In short, apart from minimal internal communication between ZetaCore and ZetaClient, all cross-chain processing rules are encoded directly into Zetachain’s own smart contracts. Simply sending a transfer with an attached message to a designated address on the target chain triggers cross-chain operations within Zetachain’s smart contracts.
More complex dApps may prefer Omnichain smart contracts because logic and state reside in one place. In contrast, traditional message passing requires broadcasting messages and synchronizing state across chains, increasing attack surface and gas costs (each message incurs additional gas, and more messages are needed for full state sync). In other words, for developers, Omnichain smart contracts behave as if all assets were on a single chain (see diagram below).

F. Zetachain’s Signature and Authorization Mechanism
ZetaChain’s signature and authorization mechanism relies on advanced Threshold Signature Schemes (TSS), effectively mitigating single points of failure and enhancing overall system security.

1. Threshold Signatures: ZetaChain uses Multi-Party Computation (MPC)-based TSS, allowing multiple validators to jointly manage a single ECDSA/EdDSA private key without any individual or small group ever possessing the full key. This combines the convenience of hot wallets with the security of cold wallets.
2. Key Generation and Distribution: Private keys are generated trustlessly and distributed among all validators. At no point can any single validator or external actor access the complete private key, ensuring system security.

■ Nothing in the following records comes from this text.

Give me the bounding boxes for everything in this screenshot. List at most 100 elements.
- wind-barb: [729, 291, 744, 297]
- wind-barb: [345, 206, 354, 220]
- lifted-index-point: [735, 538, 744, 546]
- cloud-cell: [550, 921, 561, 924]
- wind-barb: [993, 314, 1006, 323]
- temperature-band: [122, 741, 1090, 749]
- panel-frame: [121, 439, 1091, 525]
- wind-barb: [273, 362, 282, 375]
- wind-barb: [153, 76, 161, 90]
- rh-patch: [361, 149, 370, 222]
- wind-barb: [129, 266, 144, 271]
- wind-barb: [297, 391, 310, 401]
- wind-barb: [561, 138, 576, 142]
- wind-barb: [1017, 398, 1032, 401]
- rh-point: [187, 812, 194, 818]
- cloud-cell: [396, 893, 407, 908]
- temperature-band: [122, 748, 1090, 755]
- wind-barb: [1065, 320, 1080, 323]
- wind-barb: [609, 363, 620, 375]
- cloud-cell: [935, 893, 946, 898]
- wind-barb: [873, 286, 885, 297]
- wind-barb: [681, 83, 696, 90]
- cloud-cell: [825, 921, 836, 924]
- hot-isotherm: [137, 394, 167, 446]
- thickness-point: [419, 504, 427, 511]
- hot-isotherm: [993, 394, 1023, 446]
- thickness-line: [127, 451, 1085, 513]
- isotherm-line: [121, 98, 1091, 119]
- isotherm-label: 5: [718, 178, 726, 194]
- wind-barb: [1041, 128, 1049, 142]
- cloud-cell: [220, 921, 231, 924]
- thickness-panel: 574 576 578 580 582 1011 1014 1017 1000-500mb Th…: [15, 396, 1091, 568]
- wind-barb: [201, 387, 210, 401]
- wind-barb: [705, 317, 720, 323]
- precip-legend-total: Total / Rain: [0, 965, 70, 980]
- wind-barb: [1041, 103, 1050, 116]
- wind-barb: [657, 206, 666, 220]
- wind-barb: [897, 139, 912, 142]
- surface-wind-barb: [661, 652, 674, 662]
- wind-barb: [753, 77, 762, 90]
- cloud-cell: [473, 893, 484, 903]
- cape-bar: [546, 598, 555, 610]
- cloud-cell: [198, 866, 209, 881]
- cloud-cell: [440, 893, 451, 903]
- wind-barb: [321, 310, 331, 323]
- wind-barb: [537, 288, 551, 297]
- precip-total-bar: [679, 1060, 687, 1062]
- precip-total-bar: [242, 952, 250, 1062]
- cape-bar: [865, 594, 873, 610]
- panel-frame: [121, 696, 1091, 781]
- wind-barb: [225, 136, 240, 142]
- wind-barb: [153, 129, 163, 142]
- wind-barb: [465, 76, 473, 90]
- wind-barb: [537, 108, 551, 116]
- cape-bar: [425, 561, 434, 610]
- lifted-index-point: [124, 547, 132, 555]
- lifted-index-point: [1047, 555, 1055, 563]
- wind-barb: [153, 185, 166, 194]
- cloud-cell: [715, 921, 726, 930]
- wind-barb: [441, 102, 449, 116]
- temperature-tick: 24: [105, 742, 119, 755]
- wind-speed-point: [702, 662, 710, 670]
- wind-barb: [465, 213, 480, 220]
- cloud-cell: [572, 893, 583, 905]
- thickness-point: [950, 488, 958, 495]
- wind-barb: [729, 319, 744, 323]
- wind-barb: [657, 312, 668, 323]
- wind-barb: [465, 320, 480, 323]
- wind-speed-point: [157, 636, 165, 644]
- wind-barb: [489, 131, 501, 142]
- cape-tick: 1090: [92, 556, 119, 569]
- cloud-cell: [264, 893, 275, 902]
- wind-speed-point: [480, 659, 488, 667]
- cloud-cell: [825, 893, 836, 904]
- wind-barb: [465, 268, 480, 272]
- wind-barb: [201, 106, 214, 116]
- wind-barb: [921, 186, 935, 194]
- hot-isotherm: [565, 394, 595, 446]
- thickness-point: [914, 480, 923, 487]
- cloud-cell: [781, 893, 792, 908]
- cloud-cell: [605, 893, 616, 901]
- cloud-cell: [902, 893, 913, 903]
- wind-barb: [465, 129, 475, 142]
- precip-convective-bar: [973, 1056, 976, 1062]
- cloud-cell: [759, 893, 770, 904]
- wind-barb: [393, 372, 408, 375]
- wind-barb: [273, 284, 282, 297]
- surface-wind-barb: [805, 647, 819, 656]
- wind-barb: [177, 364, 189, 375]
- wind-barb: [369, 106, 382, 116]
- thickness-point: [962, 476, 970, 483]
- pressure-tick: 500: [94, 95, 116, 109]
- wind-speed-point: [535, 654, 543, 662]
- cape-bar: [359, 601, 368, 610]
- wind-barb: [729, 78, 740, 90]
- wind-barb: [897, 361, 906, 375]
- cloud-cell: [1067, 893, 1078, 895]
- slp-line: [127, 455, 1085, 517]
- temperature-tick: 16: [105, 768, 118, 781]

3. Signing Process: ZetaChain’s TSS is leaderless—key generation and signing occur in a fully distributed manner, preventing leakage of sensitive information. For efficiency, ZetaChain also employs batch and parallel signing techniques to increase signer throughput.
4. Smart Contracts and Asset Management: With TSS keys and addresses, ZetaChain can manage native treasuries/pools on connected chains—including non-smart-contract chains like Bitcoin. This effectively adds smart contract capabilities to networks like Bitcoin, enabling pooled assets to be managed by smart contracts according to predefined rules—such as automated market makers (AMMs) or lending pools.
5. Support for Non-Smart-Contract Chains: TSS enables ZetaChain to support non-smart-contract chains like Bitcoin and Dogecoin, as well as smart contract platforms where multisig validation is costly. Through this signature and authorization mechanism, ZetaChain delivers powerful cross-chain functionality while ensuring transaction security and decentralized validation, making it a robust platform for managing diverse digital assets.